The following is excerpted from a review on Amazon.com of Alfie Kohn's book, Punished by Rewards:
In my own personal case, I am the mother of a very oppositional 11 year old. Over the years, I have used rewards (and punishments) to get him to behave, and as he's gotten older, he's only become more belligerent and angry. However, two weeks after embarking on "Punished by Rewards," I have backed off trying to control my son. While Kohn doesn't offer that many alternatives to rewards (he claims that each situation is unique and that one-size-fits-all discipline or behavior programs are presumptuous and, by definition, cannot work for everyone), somehow my relationship with my son is really improving as a result of my having read the book. My son and I hung out in our backyard this afternoon, hammering and sawing to make a ladder for a structure he's building, and we got along beautifully.
While Alfie Kohn's book is controversial...or at least behavioral psychologists don't seem to like it, rewards can be just as insidious as punishments in that they are designed (contrived) as an artificial means of controlling behavior. Both strip the dignity from the individual, by treating him or her as a stupid, insensitive idiot in desperate need of manipulation. There is something else entirely different at hand when one's feedback is from the real world and the reward comes in the direct sense of accomplishment.

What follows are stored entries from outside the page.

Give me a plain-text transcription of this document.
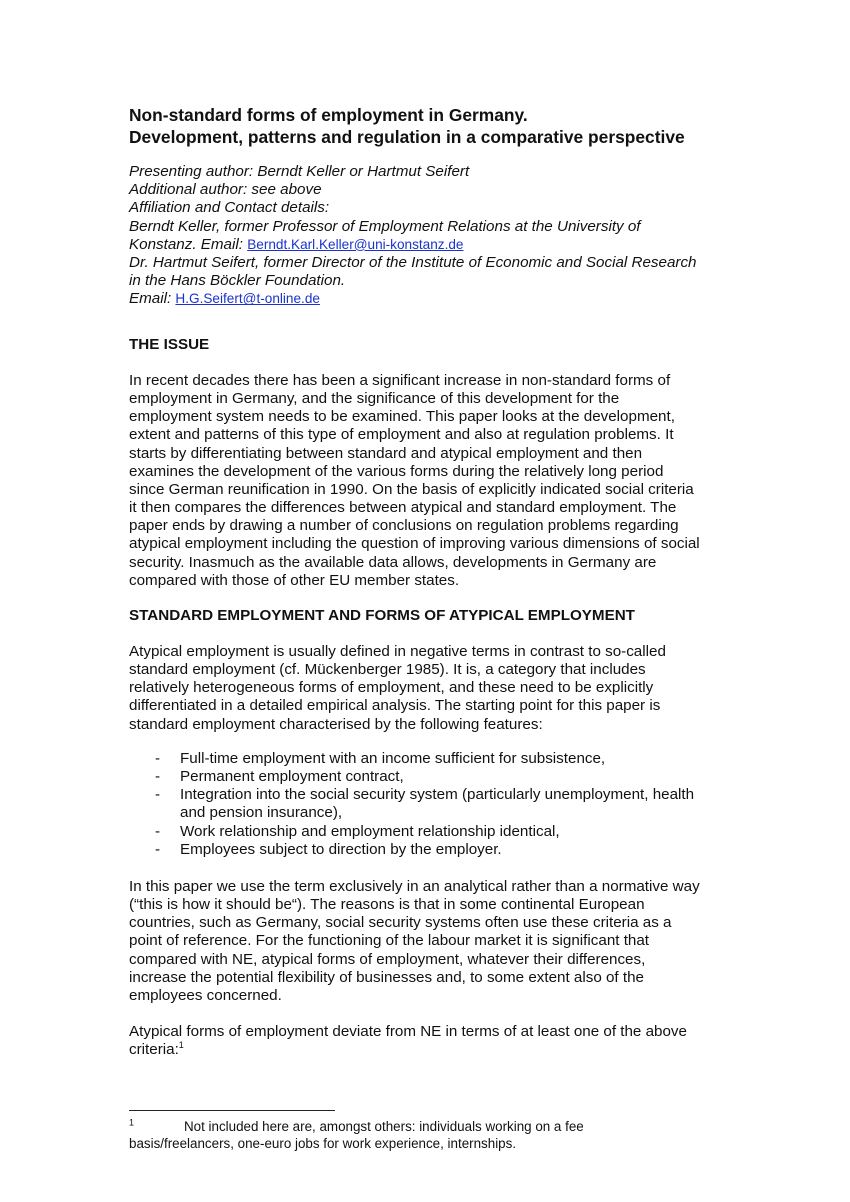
Non-standard forms of employment in Germany.
Development, patterns and regulation in a comparative perspective
Presenting author: Berndt Keller or Hartmut Seifert
Additional author: see above
Affiliation and Contact details:
Berndt Keller, former Professor of Employment Relations at the University of
Konstanz. Email: Berndt.Karl.Keller@uni-konstanz.de
Dr. Hartmut Seifert, former Director of the Institute of Economic and Social Research
in the Hans Böckler Foundation.
Email: H.G.Seifert@t-online.de
THE ISSUE
In recent decades there has been a significant increase in non-standard forms of
employment in Germany, and the significance of this development for the
employment system needs to be examined. This paper looks at the development,
extent and patterns of this type of employment and also at regulation problems. It
starts by differentiating between standard and atypical employment and then
examines the development of the various forms during the relatively long period
since German reunification in 1990. On the basis of explicitly indicated social criteria
it then compares the differences between atypical and standard employment. The
paper ends by drawing a number of conclusions on regulation problems regarding
atypical employment including the question of improving various dimensions of social
security. Inasmuch as the available data allows, developments in Germany are
compared with those of other EU member states.
STANDARD EMPLOYMENT AND FORMS OF ATYPICAL EMPLOYMENT
Atypical employment is usually defined in negative terms in contrast to so-called
standard employment (cf. Mückenberger 1985). It is, a category that includes
relatively heterogeneous forms of employment, and these need to be explicitly
differentiated in a detailed empirical analysis. The starting point for this paper is
standard employment characterised by the following features:
- Full-time employment with an income sufficient for subsistence,
- Permanent employment contract,
- Integration into the social security system (particularly unemployment, health
and pension insurance),
- Work relationship and employment relationship identical,
- Employees subject to direction by the employer.
In this paper we use the term exclusively in an analytical rather than a normative way
(“this is how it should be“). The reasons is that in some continental European
countries, such as Germany, social security systems often use these criteria as a
point of reference. For the functioning of the labour market it is significant that
compared with NE, atypical forms of employment, whatever their differences,
increase the potential flexibility of businesses and, to some extent also of the
employees concerned.
Atypical forms of employment deviate from NE in terms of at least one of the above
criteria:$^1$
$^1$	Not included here are, amongst others: individuals working on a fee
basis/freelancers, one-euro jobs for work experience, internships.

This is something I've discussed previously in the blog. When you place a nail on a board, drive it in straight with a hammer, connecting two pieces of wood together strongly and without splitting the wood, there is a sense of accomplishment (effectance or efficacy) that leads to a desire to repeat the activity. When the nail bends, or the wood splits, the feedback isn't from an individual in the form of criticism, but simply the dispassionate response of the material. These are the rewards and "punishments" presented by the real world, and something quite different from the behavioral manipulations often offered in the artificial learning environments we call school.
Reading the review above and seeing the shift in parental attitude, I see that Alfie Kohn's book offered some magic. A hammer, saw, wood, and loving hands may have played their magic as well. The photo above is one more from Jim Marsh's Woodworking bus.